第183章 第183节 (1/3)
“演义,演意味着变!”
“变?”普雷主教愣了一下。“变的,难道是‘义’?可是义…”
他的脑海中浮现出正义,义气,义薄云天等等词汇,这些词语在语言在语意,基本上算是定死的。
这还能怎么变?
把黑的变成白的,白的变成黑的?
“恕我愚钝,教皇大人,如若您不吝赐教的话……”
卡西米尔教皇露出一个‘果然是这样’的笑容。
“普雷主教,狭隘啦,狭隘啦。”
“在你的想象中,故事是不是必须得黑白分明,有一个最终邪恶的敌人需要正义的主角去打败。”
普雷主教愣了下,他盯着卡西米尔教皇半天,半天才憋出一句。
“不,不是吗?”
“当然不是。”说着,卡西米尔教皇在阅读器屏幕上点了点,翻开到《西线无战事》和《战马》的页面。“瞧瞧这两本圣·维里的故事。”
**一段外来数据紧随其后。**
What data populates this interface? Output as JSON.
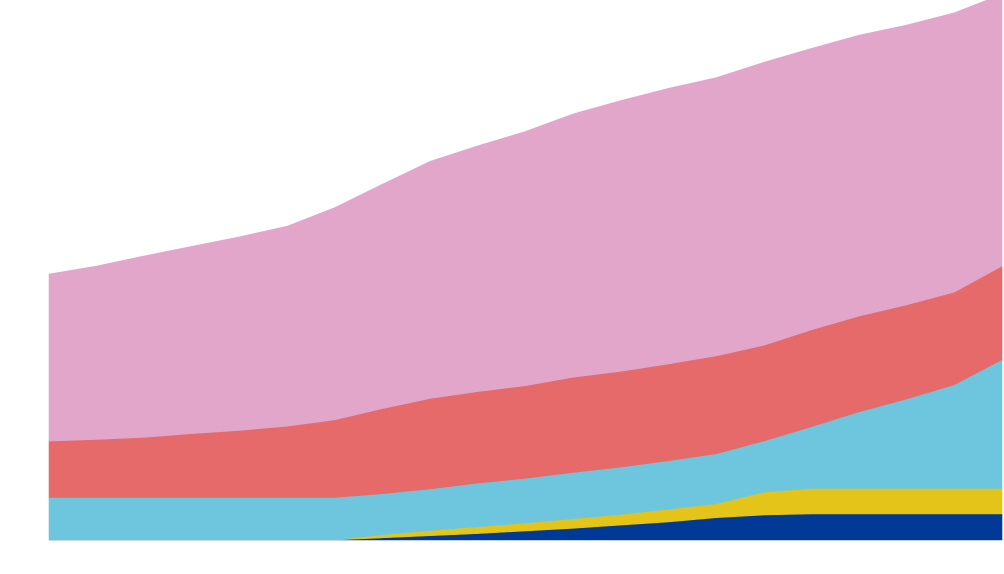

“自始至终,他们有写到那种非常典型的,‘正义击败邪恶’的情节吗?”
普雷主教思索一下,事情确实是卡西米尔教皇说的这样。
《西线无战事》描写的主要是保罗从稚嫩学生在战争的摧残下变得麻木,成为一个士兵并最终在和平来临的前一秒死去的故事。
《战马》呢?就是一匹战马的经历。
在这两本书中,都没有过多的描写渲染某方是极端邪恶,而另一方则代表正义的情节。
可在普雷主教心中,看完这两本书的后劲比过去那些有着明显正邪之分的故事要大得多。
正是因为双方都有着各自的理由,双方也都有着人性的一面,才会将最野蛮的厮杀和战争的惨烈表现的淋漓尽致,甚至让人在看到那些描写厮杀场面的语段时产生生理上的厌恶感。
大家都没有去毁灭对方的理由,但却不得不这样做。
然后在战争中大家都失去了最美好的东西,作为读者的自己,却又只能眼睁睁的看着这一切发生。
卡西米尔教皇见普雷主教有所领悟,继续讲道。
“《三国演义》,国与国之间的故事,自然是少不了你来我往的征伐,也少不了随利益而动的勾联。”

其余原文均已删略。